Spooner states the importance of the 9th Amendment to the American Constitution which protects the natural rights of the people not enumerated in the first 8 Amendments (1886)
Found in A Letter to Grover Cleveland (1886)
Lysander Spooner (1808-1887) points out the importance of the 9th Amendment to the American Constitution in protecting the natural rights of the people not enumerated in the first 8 amendments. He laments the fact that this amendment has been ignored by the courts almost since it was enacted:
But perhaps the most absolute proof that our national lawmakers and judges are as regardless of all constitutional, as they are of all natural, law, and that their statutes and decisions are as destitute of all constitutional, as they are of all natural, authority, is to be found in the fact that these lawmakers and judges have trampled upon, and utterly ignored, certain amendments to the constitution, which had been adopted, and (constitutionally speaking) become authoritative, as early as 1791; only two years after the government went into operation.
… Then followed the ninth amendment, in these words:
The enumeration in the constitution, of certain rights, [retained by the people] shall not be construed to deny or disparage others retained by the people.
Here is an authoritative declaration, that “the people” have “other rights” than those specially “enumerated in the constitution”; and that these “other rights” were “retained by the people”; that is, that congress should have no power to infringe them…
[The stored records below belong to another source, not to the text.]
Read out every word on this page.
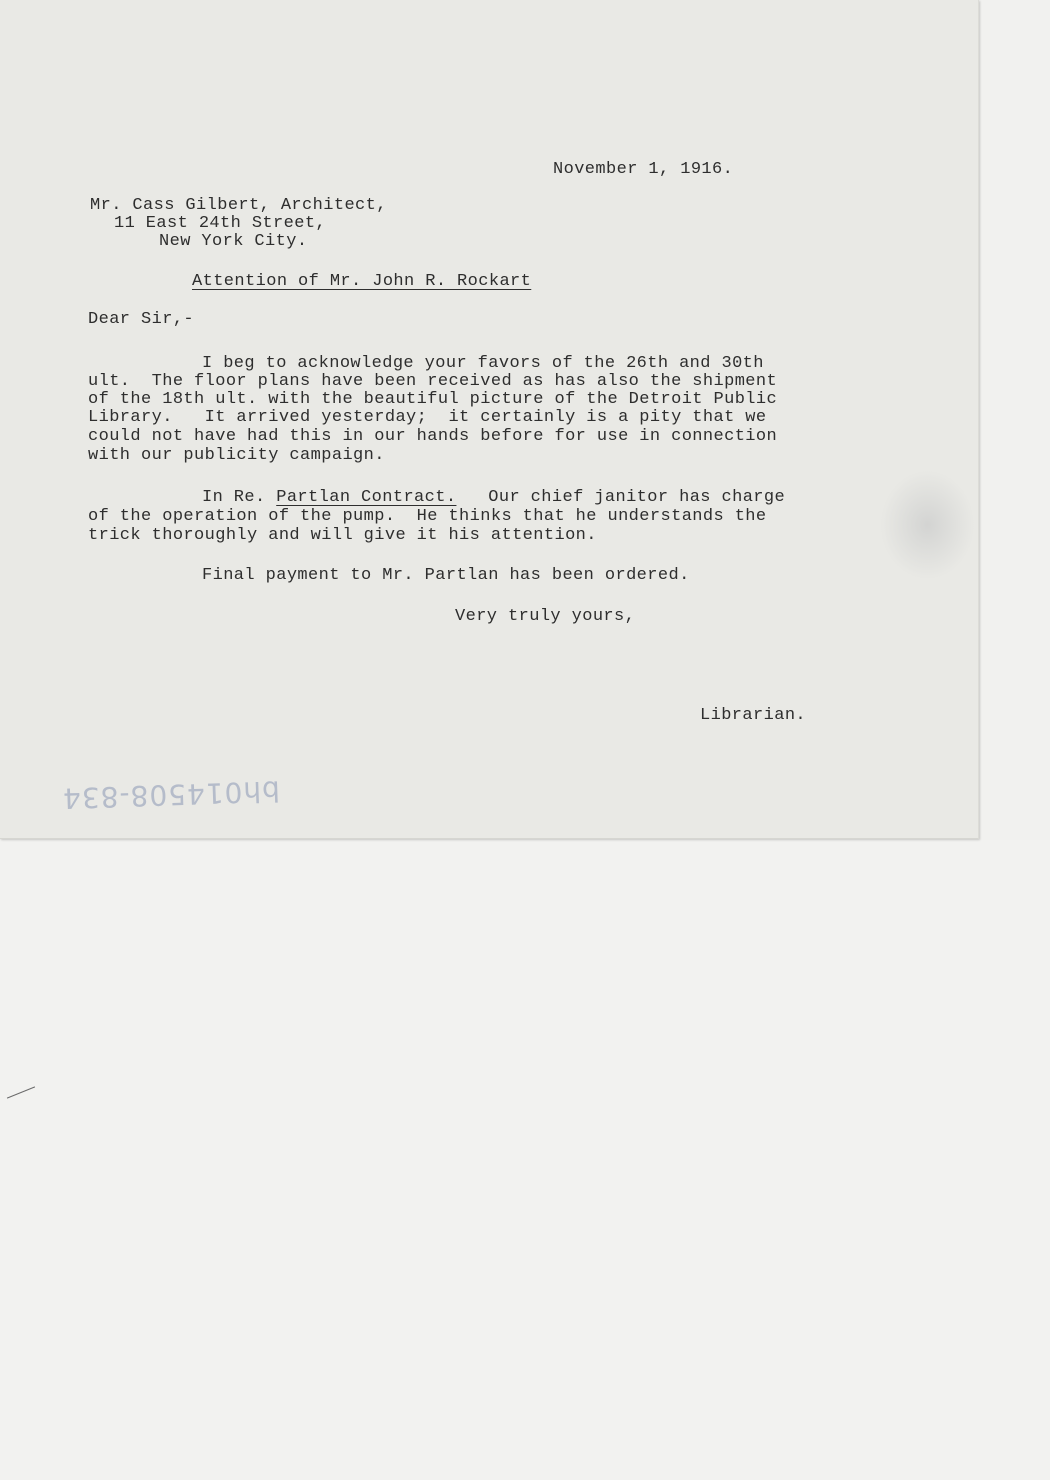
November 1, 1916.

Mr. Cass Gilbert, Architect,

11 East 24th Street,

New York City.

Attention of Mr. John R. Rockart

Dear Sir,-

I beg to acknowledge your favors of the 26th and 30th

ult.  The floor plans have been received as has also the shipment

of the 18th ult. with the beautiful picture of the Detroit Public

Library.   It arrived yesterday;  it certainly is a pity that we

could not have had this in our hands before for use in connection

with our publicity campaign.

In Re. Partlan Contract.   Our chief janitor has charge

of the operation of the pump.  He thinks that he understands the

trick thoroughly and will give it his attention.

Final payment to Mr. Partlan has been ordered.

Very truly yours,

Librarian.

bh014508-834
Now, if congress and the courts had attempted to obey this amendment, as they were constitutionally bound to do, they would soon have found that they had really no lawmaking power whatever left to them; because they would have found that they could make no law at all, of their own invention, that would not violate men’s natural rights.
One wonders how the course of American history might have been radically different if the 19th century individualist legal theorist Lysander Spooner had been appointed to the Supreme Court. One of his favorite amendments to the Constitution was the 9th, which he believed had been largely forgotten by jurists in the 80 or so years since it was enacted, possibly for very good political reasons. Had its defence of the people’s natural rights, which were not enumerated specifically in the first 8 amendments, been enforced, very little of what the US government had done in the meantime, or since, would be constitutional. After continuing to be ignored for nearly 160 years the 9th Amendment was “rediscovered” by Bennett Patterson in 1955 and again by Randy Barnett in 2005. Perhaps in another 50 years someone else, possibly a Supreme Court judge, might “rediscover” it again.